Olaf Klinke olf at aatal-apotheke.de
Sat Jul 17 19:29:43 UTC 2021


>> 
>> On 7/16/21 8:27 AM, Olaf Klinke wrote:
>> 
>>> Hi,
>>> 
>>> My program BAli-Phy implements probabilistic programming with models 
>>> written as Haskell programs.
>>> 
>>> http://www.bali-phy.org/models.php
>> 
>> Dear Benjamin, 
>> 
>> last time you announced BAli-Phy I pestered you with questions about
>> semantics. In the meantime there was a discussion [1] on this list
>> regarding desirable properties of probabilistic languages and monads in
>> general. A desirable property of any probabilistic language is that
>> when you define a distribution but map a constant function over it,
>> then this has the same computational cost as returning the constant
>> directly.
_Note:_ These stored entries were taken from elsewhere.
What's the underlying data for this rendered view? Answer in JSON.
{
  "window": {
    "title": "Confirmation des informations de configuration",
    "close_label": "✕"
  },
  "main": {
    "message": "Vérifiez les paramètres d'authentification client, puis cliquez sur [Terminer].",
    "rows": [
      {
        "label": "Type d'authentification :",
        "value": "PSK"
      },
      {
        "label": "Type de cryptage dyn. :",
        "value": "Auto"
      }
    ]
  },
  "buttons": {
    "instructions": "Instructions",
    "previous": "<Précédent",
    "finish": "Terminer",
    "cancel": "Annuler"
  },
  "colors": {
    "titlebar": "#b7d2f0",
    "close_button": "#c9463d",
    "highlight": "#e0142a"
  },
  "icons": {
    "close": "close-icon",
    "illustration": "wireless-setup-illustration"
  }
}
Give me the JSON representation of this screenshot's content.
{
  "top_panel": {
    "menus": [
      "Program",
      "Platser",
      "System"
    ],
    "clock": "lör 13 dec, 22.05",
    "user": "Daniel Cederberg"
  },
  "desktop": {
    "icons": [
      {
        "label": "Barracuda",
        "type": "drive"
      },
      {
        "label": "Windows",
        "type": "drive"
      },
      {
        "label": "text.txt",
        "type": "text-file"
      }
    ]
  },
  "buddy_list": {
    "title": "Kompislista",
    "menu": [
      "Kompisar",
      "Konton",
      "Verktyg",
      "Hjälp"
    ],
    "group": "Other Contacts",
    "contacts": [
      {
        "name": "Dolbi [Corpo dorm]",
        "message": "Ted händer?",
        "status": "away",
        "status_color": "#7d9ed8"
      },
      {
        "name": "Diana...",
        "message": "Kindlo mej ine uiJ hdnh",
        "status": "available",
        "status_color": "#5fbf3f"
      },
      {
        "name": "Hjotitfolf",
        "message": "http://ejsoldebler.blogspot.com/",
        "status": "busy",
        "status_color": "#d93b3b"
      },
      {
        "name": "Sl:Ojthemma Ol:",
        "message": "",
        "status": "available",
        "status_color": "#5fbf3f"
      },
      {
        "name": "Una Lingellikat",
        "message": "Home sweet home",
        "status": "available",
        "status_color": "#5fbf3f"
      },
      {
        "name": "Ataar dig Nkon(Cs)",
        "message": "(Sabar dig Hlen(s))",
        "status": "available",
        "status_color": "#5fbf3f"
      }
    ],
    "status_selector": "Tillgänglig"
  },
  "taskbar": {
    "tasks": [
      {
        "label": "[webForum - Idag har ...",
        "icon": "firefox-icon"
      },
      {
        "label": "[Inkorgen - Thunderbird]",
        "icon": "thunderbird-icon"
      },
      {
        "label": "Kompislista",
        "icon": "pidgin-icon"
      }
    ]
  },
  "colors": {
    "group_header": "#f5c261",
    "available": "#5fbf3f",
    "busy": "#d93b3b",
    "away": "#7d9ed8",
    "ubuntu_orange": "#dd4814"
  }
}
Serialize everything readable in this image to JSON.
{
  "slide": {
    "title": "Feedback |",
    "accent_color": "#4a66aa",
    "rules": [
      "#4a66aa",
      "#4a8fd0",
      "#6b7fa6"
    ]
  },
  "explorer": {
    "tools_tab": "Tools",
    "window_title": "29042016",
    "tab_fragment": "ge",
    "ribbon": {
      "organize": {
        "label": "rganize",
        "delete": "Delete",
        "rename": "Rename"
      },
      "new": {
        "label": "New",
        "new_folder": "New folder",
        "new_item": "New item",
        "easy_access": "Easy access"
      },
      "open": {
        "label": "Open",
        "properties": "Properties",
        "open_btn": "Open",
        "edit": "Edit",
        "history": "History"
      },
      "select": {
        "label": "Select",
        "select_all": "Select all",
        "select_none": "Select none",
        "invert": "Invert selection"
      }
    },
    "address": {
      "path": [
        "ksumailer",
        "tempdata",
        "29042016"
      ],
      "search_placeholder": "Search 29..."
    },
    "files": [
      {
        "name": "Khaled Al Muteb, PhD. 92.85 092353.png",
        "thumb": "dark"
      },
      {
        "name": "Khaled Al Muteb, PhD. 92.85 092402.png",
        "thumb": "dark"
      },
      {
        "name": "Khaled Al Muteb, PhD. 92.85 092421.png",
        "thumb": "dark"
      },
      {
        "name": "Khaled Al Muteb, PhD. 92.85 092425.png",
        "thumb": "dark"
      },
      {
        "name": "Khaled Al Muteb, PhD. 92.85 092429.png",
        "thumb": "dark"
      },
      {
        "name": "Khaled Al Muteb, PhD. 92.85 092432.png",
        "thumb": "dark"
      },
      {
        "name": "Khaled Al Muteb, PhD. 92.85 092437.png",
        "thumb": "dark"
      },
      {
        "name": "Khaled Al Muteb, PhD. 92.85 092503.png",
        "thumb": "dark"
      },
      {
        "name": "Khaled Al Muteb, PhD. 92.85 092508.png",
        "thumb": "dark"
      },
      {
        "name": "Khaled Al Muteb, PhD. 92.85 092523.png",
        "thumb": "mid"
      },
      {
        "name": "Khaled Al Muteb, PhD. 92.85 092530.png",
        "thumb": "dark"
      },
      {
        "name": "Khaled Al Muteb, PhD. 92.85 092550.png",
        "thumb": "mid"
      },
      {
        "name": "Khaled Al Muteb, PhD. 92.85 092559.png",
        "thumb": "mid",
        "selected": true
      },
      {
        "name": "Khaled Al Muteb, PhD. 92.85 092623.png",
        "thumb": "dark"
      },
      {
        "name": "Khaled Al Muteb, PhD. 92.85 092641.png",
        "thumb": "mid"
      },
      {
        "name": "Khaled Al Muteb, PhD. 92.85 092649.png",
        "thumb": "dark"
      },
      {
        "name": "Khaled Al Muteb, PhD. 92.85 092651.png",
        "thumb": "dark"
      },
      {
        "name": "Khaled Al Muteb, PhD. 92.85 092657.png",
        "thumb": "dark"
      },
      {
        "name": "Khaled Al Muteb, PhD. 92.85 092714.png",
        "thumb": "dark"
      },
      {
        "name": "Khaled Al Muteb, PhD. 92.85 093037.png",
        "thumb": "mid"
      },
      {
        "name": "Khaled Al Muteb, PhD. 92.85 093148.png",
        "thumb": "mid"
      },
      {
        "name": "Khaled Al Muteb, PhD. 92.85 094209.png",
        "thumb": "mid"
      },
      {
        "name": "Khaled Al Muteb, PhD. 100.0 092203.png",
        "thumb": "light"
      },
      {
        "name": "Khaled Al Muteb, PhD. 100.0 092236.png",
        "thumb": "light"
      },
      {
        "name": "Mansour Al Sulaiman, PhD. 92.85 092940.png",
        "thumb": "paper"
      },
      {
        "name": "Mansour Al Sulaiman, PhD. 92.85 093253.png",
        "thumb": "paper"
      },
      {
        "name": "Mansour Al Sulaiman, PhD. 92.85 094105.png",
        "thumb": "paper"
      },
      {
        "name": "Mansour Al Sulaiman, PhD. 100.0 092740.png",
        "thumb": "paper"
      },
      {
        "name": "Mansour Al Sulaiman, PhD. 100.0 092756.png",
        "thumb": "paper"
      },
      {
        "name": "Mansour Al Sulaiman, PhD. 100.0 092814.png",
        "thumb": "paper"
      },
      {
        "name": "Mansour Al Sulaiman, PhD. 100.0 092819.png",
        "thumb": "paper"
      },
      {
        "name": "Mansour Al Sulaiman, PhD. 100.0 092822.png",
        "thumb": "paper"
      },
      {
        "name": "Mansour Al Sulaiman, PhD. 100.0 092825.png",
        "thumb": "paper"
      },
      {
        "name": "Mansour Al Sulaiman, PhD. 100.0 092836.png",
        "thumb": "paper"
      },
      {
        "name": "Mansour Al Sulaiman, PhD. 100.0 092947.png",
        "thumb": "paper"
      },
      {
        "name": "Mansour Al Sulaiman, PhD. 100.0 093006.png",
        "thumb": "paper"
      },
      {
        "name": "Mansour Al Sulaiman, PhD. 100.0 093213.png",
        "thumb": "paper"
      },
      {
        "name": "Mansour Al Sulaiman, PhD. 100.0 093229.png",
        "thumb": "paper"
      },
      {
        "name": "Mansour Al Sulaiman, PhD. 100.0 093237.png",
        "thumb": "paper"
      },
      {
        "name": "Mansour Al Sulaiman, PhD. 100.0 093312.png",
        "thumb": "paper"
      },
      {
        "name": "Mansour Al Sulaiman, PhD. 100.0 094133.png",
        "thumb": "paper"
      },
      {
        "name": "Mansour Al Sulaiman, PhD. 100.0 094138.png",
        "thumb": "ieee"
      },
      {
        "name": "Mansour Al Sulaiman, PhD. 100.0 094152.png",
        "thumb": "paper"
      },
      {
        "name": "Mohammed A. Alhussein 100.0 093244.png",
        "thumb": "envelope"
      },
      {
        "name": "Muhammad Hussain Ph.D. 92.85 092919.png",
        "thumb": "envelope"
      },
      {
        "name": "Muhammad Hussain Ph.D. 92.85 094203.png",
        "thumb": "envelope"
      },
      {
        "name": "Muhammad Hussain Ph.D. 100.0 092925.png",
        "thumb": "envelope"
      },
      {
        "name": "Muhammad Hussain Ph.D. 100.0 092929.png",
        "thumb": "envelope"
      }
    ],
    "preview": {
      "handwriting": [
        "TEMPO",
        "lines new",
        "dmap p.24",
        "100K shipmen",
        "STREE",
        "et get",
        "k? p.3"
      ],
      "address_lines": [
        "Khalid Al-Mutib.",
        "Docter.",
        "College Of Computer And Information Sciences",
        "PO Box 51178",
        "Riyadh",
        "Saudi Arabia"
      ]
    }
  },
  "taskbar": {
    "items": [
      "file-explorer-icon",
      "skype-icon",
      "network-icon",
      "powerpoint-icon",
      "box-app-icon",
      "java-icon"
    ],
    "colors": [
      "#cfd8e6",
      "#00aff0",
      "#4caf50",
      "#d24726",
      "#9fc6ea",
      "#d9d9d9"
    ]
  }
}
Can you say anything about that? 
>> 
>> Cheers,
>> Olaf
>> 
>> [1] 
>> 
>https://mail.haskell.org/pipermail/haskell-cafe/2020-November/132905.html
>> 
>> 
>> 
>
>On Fri, 16 Jul 2021, Benjamin Redelings wrote:
>
> 
> Hi Olaf,
> 
> Are you asking if
>
> 	run $ (const y) <$> normal 0 1 
> 
> has the same cost as
>
> 	run $ return y
> 
> for some interpreter `run`?
> 
> Yes, the cost is the same.  In do-notation, we would have
>
> 	run $ do
> 		x <- normal 0 1
> 		return $ (const y x)
> 
> Since `const y` never forces `x`, no time is spent evaluating `run $ normal 0 1`.  That is basically
> what I mean by saying that the language is lazy.
> 
> -BenRI
>

Awesome! That is something you can not have with (random number-)state 
based implementations, as far as I know, because
x <- normal 0 1
at least splits the random number generator. Hence running the above ten 
thousand times even without evaluating the x does have a non-neglegible 
cost. So how did you implement the lazyness you described above? Do you 
have thunks just like in Haskell?

Last time I remarked that the online documentation contains no proper 
definition of the model language. Some examples with explanations of 
individual lines are not enough, IMHO. That appears not to have changed 
since the last release. So why don't you include a list of keywords and 
built-in functions and their meaning/semantics?